Senate passes ballot initiative to dissolve judiciary
On this quarter’s Associated Students of the University of California, Davis (ASUCD) ballot is a proposition to eliminate the ASCUD judiciary. The bill, written by ASUCD Internal Affairs Commission Chair Nick Flores, was placed on the ballot 26 calendar days before the election. Ballot initiatives must be voted on by the senate four weeks before the election for constitutionality.
“I interpreted the Constitution’s time frame for legislative ballot measures to mean they are acceptable so long as they are passed in the fourth week ahead of the election,” Flores said via e-mail. “Per my interpretation of the constitution, this measure is constitutional, as the election is being held in the fourth week following the passage of the bill.”
According to ASUCD President Alex Lee, the Judicial Branch is in charge of interpreting the ASUCD Constitution.
“Interpretation of the Constitution is constitutionally left to the Judicial Branch which I have tried to appoint justices to,” Lee said via e-mail. “As an executive, I personally favor pragmatism and the spirit of our governing documents over the exact wording.”

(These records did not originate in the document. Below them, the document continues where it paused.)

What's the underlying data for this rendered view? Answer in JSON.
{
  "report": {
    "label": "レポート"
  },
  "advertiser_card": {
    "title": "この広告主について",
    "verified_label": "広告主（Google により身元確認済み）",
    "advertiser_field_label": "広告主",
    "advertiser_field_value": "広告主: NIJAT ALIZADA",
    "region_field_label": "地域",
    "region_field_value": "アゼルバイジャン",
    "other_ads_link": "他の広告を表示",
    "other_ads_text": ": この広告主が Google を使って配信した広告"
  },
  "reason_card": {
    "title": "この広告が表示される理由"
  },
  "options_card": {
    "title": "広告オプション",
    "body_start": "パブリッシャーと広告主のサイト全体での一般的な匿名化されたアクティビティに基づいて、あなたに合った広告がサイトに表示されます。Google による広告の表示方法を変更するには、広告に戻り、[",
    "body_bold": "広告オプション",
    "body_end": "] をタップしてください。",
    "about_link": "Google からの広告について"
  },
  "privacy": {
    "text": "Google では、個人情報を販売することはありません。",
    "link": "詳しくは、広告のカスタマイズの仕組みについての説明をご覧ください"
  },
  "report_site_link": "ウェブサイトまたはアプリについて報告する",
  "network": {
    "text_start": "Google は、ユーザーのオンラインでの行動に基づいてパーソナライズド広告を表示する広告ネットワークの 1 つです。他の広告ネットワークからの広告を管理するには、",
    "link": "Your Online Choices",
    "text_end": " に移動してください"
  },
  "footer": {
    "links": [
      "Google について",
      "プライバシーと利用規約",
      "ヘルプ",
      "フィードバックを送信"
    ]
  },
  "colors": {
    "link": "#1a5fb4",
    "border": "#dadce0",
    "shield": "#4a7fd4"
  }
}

Flores leads the initiative to dissolve the judiciary mainly due to his belief that the branch is unnecessary. Although the measure is on this quarter’s ballot, he originally tested the idea of dissolving the Court with ASUCD last quarter.

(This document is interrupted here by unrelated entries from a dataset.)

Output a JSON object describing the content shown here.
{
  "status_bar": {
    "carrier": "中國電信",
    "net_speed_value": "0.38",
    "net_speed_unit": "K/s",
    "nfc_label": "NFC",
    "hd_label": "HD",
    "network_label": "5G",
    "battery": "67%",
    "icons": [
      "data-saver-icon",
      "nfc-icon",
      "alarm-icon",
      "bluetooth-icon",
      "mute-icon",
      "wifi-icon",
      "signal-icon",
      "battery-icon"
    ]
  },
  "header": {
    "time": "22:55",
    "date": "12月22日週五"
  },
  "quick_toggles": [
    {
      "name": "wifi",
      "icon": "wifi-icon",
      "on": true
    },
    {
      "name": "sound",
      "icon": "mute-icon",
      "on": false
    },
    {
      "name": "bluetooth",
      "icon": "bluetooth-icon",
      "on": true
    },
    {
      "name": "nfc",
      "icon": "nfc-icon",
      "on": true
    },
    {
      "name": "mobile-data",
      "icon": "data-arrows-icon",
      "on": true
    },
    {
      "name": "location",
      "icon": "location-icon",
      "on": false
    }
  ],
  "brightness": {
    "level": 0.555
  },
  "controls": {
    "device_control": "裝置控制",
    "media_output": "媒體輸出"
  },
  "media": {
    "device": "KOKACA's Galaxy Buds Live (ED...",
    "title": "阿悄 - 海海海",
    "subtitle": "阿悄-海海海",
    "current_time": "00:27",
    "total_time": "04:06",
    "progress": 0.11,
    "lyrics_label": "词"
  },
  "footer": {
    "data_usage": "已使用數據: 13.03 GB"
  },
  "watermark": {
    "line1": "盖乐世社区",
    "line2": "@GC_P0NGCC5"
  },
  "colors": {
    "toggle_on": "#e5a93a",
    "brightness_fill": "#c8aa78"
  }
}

“I talked with current ASUCD officials as well as ASUCD alumni to learn as much as I could about the history of the court, and did some research about their various rulings throughout the years,” Flores said via e-mail. “Our conversations were never held with animosity toward any [specific] justices; rather, we discussed how the court as an institution has served the association, and if it is worth keeping around. I don’t see a place for the court […], as they maintain no unique powers that do not already exist in ASUCD. That is why I wrote the bill.”
Flores saw it best to completely disband the court than try to amend its processes.
“Constitutionally, ‘The Association is…constituted to create and provide services and activities which its membership shall consider important to fulfilling the experience of being a student attending the University of California, Davis,’ and I decided that the court ultimately is not vital to fulfilling ASUCD’s constituted duties,” Flores said via e-mail. “I discussed with senate about whether we should revitalize the court or dissolve it altogether, and we ultimately decided it no longer functions in ASUCD.”
However, Chief Justice Malcolm Rivera believes that this inutility comes from a lack of support from the other two branches.
“The problem I have with the ballot measure is, the main argument is that the court is useless,” Rivera said. “[…] I have been chief justice for nearly a year and I have yet to preside over a court meeting because the president and senate have not been as quick as they probably should have been in appointing new justices.”
Rivera holds that the ASUCD Senate and Executive are biased towards the court.
“As long as I’ve been a part of the court, there’s been this conception that members of the court are unqualified to interpret the Constitution,” Rivera said. “When a controversial decision is made, or really any decision is made, there’s one member of ASUCD who says that we aren’t doing our jobs correctly. I’m not going to lie and say that it doesn’t bother me when I was actively part of the court and we were holding meanings, it was very disheartening and very frustrating for me to have people tell me, every time I do my job, I did it wrong. Opinions […] rendered by the court and those opinions not being accepted has caused animosity between the judiciary and the other two branches.”
Additionally, Rivera believes that much of the court’s “uselessness” comes from constitutional issues being handled internally, rather than through the courts.
“I think that the court has a purpose as a mediator between the other two branches, but there needs to be a higher emphasis on, one, not solving unconstitutional activities internally, and two, a higher emphasis on the attorney general being very active in searching out for potential complaints within the ASUCD,” Rivera said.
Rivera did offer his own view of how the court system could be repaired, believing that there are “ways to work around that problem” that don’t go as far as entirely cutting out the system.
“I personally believe that if quorum was lowered from five to three, for example, and then the overall size of the court was also lowered, that could get around that issue.” Rivera said. “We would be able to have meetings and we would be able to accept court cases, which we haven’t done in four and a half quarters. I think it’s unfair to say we don’t handle enough court cases when we are unable to even give responses to court cases because we don’t have quorum.”
Students can vote on this ballot measure alongside senate candidates from Nov. 8 at 8:00 a.m. until Nov. 11 at 12 a.m. at elections.ucdavis.edu.